REEDVILLE, Va. – In tiny Reedville, Virginia, there’s a bank, a crab shack and a smokestack that smells kind of fishy. The smokestack is the centerpiece of Omega Protein’s fish processing plant.

“Sometimes the only thing people know about us is the stack,” says Andy Hall, the assistant general manager of Omega Protein. “This is where the smoke and the odor that makes Reedville Reedville has always emitted from.”

According to the federal government, the company catches hauls in more than 350 million pounds of fish a year here, making Reedville the second largest fish landing in the country. Second only to Alaska.

“We can move, right now, about 250,000 [fish] an hour,” Hall says.

Employing about 300 people, he says the company is the only place left in this rural section of Virginia where you can still make a decent living.

“Its something everyone here has grown up doing,” says Monty Deihl, a fourth-generation fisherman and the plant’s general manager. “It’s what they love to do and it’s so important to the community.”

Originally founded by former president George H. W. Bush as a petroleum company in the 1960s, Omega Protein was transformed into a fish oil business by the owner of the Tampa Bay Buccaneers, Malcolm Glazer. Glazer eventually sold his stake in the publicly-traded company in 2007.

The company now spends nearly a million dollars a year on lobbyists pushing Congress to promote, “public awareness of health benefits of Omega-3 fatty acids.”

But instead of pills, the company’s financial filings show most of the fish caught in the Chesapeake Bay end up industrial products like fertilizers, insecticides, even pet food. About half of which is sold overseas in places like Europe and China.

“This is completely irrational to be taking the fish not to eat, but to grind it up and boil it and turn it into various industrial commodities, none of which is essential,” says Bruce Franklin.

Franklin is the author of “The Most Important Fish in the Sea,” a book about the type of fish Omega Protein catches, called meohaden. He says Omega Protein can undercut its competitors because menhaden are so cheap to catch.

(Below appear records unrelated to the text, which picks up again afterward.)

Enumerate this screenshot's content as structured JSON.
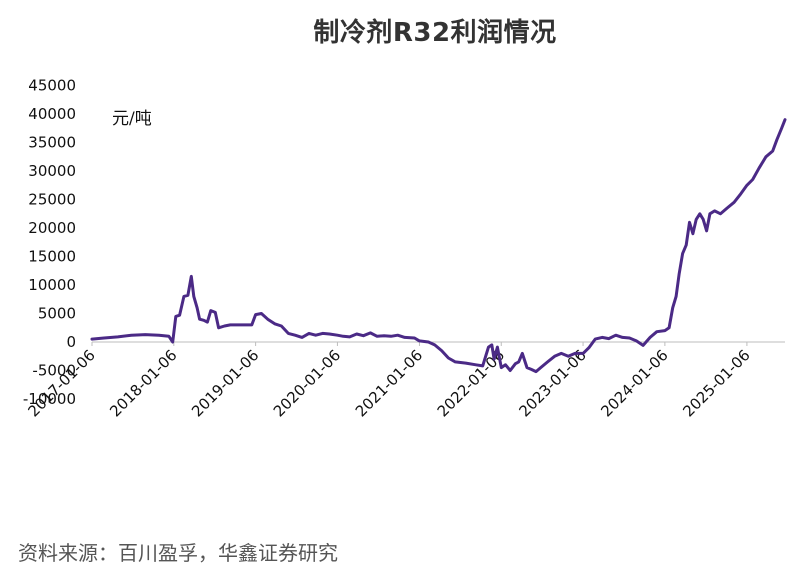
{
  "chart_data": {
    "type": "line",
    "title": "制冷剂R32利润情况",
    "unit": "元/吨",
    "source": "资料来源：百川盈孚，华鑫证券研究",
    "xlabel": "",
    "ylabel": "",
    "ylim": [
      -10000,
      45000
    ],
    "yticks": [
      -10000,
      -5000,
      0,
      5000,
      10000,
      15000,
      20000,
      25000,
      30000,
      35000,
      40000,
      45000
    ],
    "xtick_labels": [
      "2017-01-06",
      "2018-01-06",
      "2019-01-06",
      "2020-01-06",
      "2021-01-06",
      "2022-01-06",
      "2023-01-06",
      "2024-01-06",
      "2025-01-06"
    ],
    "grid": false,
    "line_color": "#4b2a86",
    "series": [
      {
        "points": [
          [
            "2017-01-06",
            500
          ],
          [
            "2017-03-01",
            700
          ],
          [
            "2017-05-01",
            900
          ],
          [
            "2017-07-01",
            1200
          ],
          [
            "2017-09-01",
            1300
          ],
          [
            "2017-11-01",
            1200
          ],
          [
            "2017-12-15",
            1000
          ],
          [
            "2018-01-01",
            0
          ],
          [
            "2018-01-15",
            4500
          ],
          [
            "2018-02-01",
            4700
          ],
          [
            "2018-02-20",
            8000
          ],
          [
            "2018-03-10",
            8200
          ],
          [
            "2018-03-25",
            11500
          ],
          [
            "2018-04-05",
            8000
          ],
          [
            "2018-04-20",
            6000
          ],
          [
            "2018-05-01",
            4000
          ],
          [
            "2018-05-20",
            3800
          ],
          [
            "2018-06-05",
            3500
          ],
          [
            "2018-06-20",
            5500
          ],
          [
            "2018-07-10",
            5200
          ],
          [
            "2018-07-25",
            2500
          ],
          [
            "2018-08-20",
            2800
          ],
          [
            "2018-09-15",
            3000
          ],
          [
            "2018-10-15",
            3000
          ],
          [
            "2018-11-20",
            3000
          ],
          [
            "2018-12-20",
            3000
          ],
          [
            "2019-01-06",
            4800
          ],
          [
            "2019-02-01",
            5000
          ],
          [
            "2019-03-01",
            4000
          ],
          [
            "2019-04-01",
            3200
          ],
          [
            "2019-05-01",
            2800
          ],
          [
            "2019-06-01",
            1500
          ],
          [
            "2019-07-01",
            1200
          ],
          [
            "2019-08-01",
            800
          ],
          [
            "2019-09-01",
            1500
          ],
          [
            "2019-10-01",
            1200
          ],
          [
            "2019-11-01",
            1500
          ],
          [
            "2019-12-01",
            1400
          ],
          [
            "2020-01-06",
            1200
          ],
          [
            "2020-02-01",
            1000
          ],
          [
            "2020-03-01",
            900
          ],
          [
            "2020-04-01",
            1400
          ],
          [
            "2020-05-01",
            1100
          ],
          [
            "2020-06-01",
            1600
          ],
          [
            "2020-07-01",
            1000
          ],
          [
            "2020-08-01",
            1100
          ],
          [
            "2020-09-01",
            1000
          ],
          [
            "2020-10-01",
            1200
          ],
          [
            "2020-11-01",
            800
          ],
          [
            "2020-12-15",
            700
          ],
          [
            "2021-01-06",
            200
          ],
          [
            "2021-02-15",
            0
          ],
          [
            "2021-03-15",
            -500
          ],
          [
            "2021-04-15",
            -1500
          ],
          [
            "2021-05-15",
            -2800
          ],
          [
            "2021-06-15",
            -3500
          ],
          [
            "2021-08-01",
            -3700
          ],
          [
            "2021-09-15",
            -4000
          ],
          [
            "2021-10-15",
            -4200
          ],
          [
            "2021-11-10",
            -900
          ],
          [
            "2021-11-25",
            -500
          ],
          [
            "2021-12-05",
            -3000
          ],
          [
            "2021-12-20",
            -900
          ],
          [
            "2022-01-06",
            -4500
          ],
          [
            "2022-01-25",
            -4000
          ],
          [
            "2022-02-15",
            -5000
          ],
          [
            "2022-03-10",
            -3800
          ],
          [
            "2022-03-25",
            -3500
          ],
          [
            "2022-04-10",
            -2000
          ],
          [
            "2022-05-01",
            -4500
          ],
          [
            "2022-05-20",
            -4800
          ],
          [
            "2022-06-10",
            -5200
          ],
          [
            "2022-07-01",
            -4500
          ],
          [
            "2022-08-01",
            -3500
          ],
          [
            "2022-09-01",
            -2500
          ],
          [
            "2022-10-01",
            -2000
          ],
          [
            "2022-11-01",
            -2500
          ],
          [
            "2022-12-01",
            -2000
          ],
          [
            "2023-01-06",
            -2000
          ],
          [
            "2023-02-01",
            -1000
          ],
          [
            "2023-03-01",
            500
          ],
          [
            "2023-04-01",
            800
          ],
          [
            "2023-05-01",
            600
          ],
          [
            "2023-06-01",
            1200
          ],
          [
            "2023-07-01",
            800
          ],
          [
            "2023-08-01",
            700
          ],
          [
            "2023-09-01",
            200
          ],
          [
            "2023-10-01",
            -600
          ],
          [
            "2023-11-01",
            800
          ],
          [
            "2023-12-01",
            1800
          ],
          [
            "2024-01-06",
            2000
          ],
          [
            "2024-01-25",
            2500
          ],
          [
            "2024-02-10",
            6000
          ],
          [
            "2024-02-25",
            8000
          ],
          [
            "2024-03-10",
            12000
          ],
          [
            "2024-03-25",
            15500
          ],
          [
            "2024-04-10",
            17000
          ],
          [
            "2024-04-25",
            21000
          ],
          [
            "2024-05-10",
            19000
          ],
          [
            "2024-05-25",
            21500
          ],
          [
            "2024-06-10",
            22500
          ],
          [
            "2024-06-25",
            21500
          ],
          [
            "2024-07-10",
            19500
          ],
          [
            "2024-07-25",
            22500
          ],
          [
            "2024-08-15",
            23000
          ],
          [
            "2024-09-10",
            22500
          ],
          [
            "2024-10-10",
            23500
          ],
          [
            "2024-11-10",
            24500
          ],
          [
            "2024-12-10",
            26000
          ],
          [
            "2025-01-06",
            27500
          ],
          [
            "2025-02-01",
            28500
          ],
          [
            "2025-03-01",
            30500
          ],
          [
            "2025-04-01",
            32500
          ],
          [
            "2025-05-01",
            33500
          ],
          [
            "2025-05-20",
            35500
          ],
          [
            "2025-06-10",
            37500
          ],
          [
            "2025-06-25",
            39000
          ]
        ]
      }
    ]
  }
}
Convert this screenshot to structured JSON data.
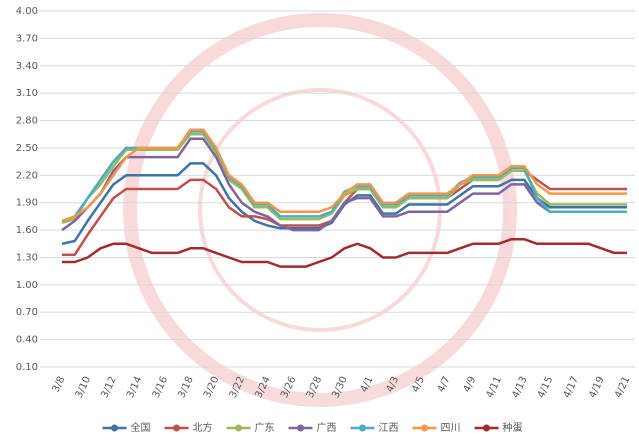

But with a growing number of critics claiming the company is wiping out the Chesapeake Bay’s menhaden population, Franklin says the company has contributed big bucks to Virginia lawmakers.

Campaign finance records show Omega Protein donated about $140,000 to more than six dozen Virginia lawmakers over the last five years.

Deihl says the company partakes in the political process just like anyone else and hires lobbyists the same way the environmentalist groups who criticize the company do. The company has made multiple donations to Governor Bob McDonnell, including a recent $25,000 check for his gubernatorial campaign.

A spokesman for the Governor says, “”Omega Protein is one of the largest employers on the Northern Neck, providing good jobs for citizens in the region while balancing the need to protect the Chesapeake Bay, a Virginia treasure. The Governor’s position is based solely on the policy issue at hand.”

But Greenpeace’s John Hocevar says, “That’s a lot of money for a state legislator anywhere.”